Finalmente, na página 13 (sem duplo sentido), para êxtase dos sem-emprego, em letras garrafais, o título: “Belo Monte abre temporada de emprego”. A impressão que se tem é que a NESA já está contratando os trabalhadores para a construção da usina. O jornal monta uma sequência de mentiras que culminam com uma convocatória implícita e irresponsável para que as pessoas se desloquem para o Xingu à procura de emprego. Em termos matemáticos, a equação ficaria mais ou menos assim: salário de R$ 4 mil + fartura de empregos + contratação imediata = corram para Altamira.
Antes de comprar sua passagem, a prudência aconselha a ler a reportagem completa. Em suas linhas e, principalmente, suas entrelinhas.

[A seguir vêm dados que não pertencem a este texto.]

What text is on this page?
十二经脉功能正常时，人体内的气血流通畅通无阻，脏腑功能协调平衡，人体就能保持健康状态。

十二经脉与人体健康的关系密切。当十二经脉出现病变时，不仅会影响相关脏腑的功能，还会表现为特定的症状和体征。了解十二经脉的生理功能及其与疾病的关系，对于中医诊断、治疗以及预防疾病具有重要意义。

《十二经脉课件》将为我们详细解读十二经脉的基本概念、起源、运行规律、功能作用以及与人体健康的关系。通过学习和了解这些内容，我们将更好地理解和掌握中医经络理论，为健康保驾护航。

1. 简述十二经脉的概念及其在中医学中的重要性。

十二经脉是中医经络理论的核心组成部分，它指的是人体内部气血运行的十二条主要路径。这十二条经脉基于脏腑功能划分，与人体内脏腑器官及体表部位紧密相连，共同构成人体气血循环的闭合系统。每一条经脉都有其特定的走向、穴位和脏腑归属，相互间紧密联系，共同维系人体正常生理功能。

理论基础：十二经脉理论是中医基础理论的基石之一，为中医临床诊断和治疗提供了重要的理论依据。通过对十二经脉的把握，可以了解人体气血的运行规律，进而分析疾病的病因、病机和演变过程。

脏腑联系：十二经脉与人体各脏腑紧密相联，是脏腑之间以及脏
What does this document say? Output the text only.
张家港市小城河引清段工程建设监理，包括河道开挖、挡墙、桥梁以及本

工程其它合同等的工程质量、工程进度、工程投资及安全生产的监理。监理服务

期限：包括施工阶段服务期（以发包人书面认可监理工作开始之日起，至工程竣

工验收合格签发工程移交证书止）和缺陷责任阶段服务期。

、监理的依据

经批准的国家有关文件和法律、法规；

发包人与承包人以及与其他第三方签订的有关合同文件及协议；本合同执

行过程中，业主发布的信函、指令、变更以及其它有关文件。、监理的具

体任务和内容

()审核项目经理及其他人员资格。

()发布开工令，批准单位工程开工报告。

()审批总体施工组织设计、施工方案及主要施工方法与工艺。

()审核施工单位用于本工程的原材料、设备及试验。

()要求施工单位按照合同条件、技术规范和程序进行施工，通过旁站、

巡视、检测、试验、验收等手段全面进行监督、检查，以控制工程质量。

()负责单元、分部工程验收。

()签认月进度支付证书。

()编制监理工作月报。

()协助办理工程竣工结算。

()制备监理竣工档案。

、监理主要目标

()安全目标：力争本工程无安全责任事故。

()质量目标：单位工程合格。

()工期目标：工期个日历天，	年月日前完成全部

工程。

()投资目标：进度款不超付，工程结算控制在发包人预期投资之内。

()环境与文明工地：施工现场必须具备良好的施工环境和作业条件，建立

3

É nesse momento que a mentira começa a ser desconstruída. Um colorido quadro mostra como serão os salários pagos em Belo Monte. É quando se percebe que em 26% daquelas 64 profissões citadas na primeira página do jornal, o salário não é informado; que em 30% o salário atinge, no máximo, R$ 1.000 e em outros 33%, limita-se entre R$ 1.000 a R$ 2.000. Apenas duas profissões (3% do total) terão salários acima de R$ 3.000.
E pior: descobre-se que aquela lista de empregos não foi criada pela Norte Energia. É apenas uma simulação do que poderá ocorrer no canteiro de obras. É uma informação coletada junto a um sindicato de trabalhadores e a um desconhecido Banco Nacional de Salários, sobre as médias salariais de determinadas profissões. Ou seja: é pura especulação de O Liberal, mostrando seu descompromisso em “orientar a população migrante”.
As manchetes são tão tendenciosas, que sequer levam em consideração a parte final da própria reportagem, onde o presidente do Conselho Regional de Economia teria dito que “não será possível garantir trabalho a todos, pelo número limitado de vagas e pela falta de preparo para ocupar os postos de trabalho abertos”. E conclui informando que Altamira já conta com 20 mil desempregados, sobre uma população de 100 mil habitantes.
Essa postura faz parte da estratégia adotada pelo Governo Federal, de transformar a construção da UHE Belo Monte em fato consumado, e dessa forma garantir que suas decisões, ao arrepio da lei, não sejam questionadas ou modificadas. E ainda manipula aqueles que estão desempregados, iludindo-os com promessas vazias de bons salários, criando um clima de confronto com os movimentos sociais que lutam contra a construção da barragem.
Os redatores do jornal agem como recrutas em uma guerra sem quartel, onde o inimigo a ser combatido é o cidadão comum, que precisa ser bombardeado com desinformação, para aceitar as imposições de um grupo de burocratas e empresários que tomaram de assalto o Planalto Central e buscam legislar, governar e julgar em causa própria.
Programa de Orientação? Monitoramento da população? Informação? Ora... belo monte de baboseiras.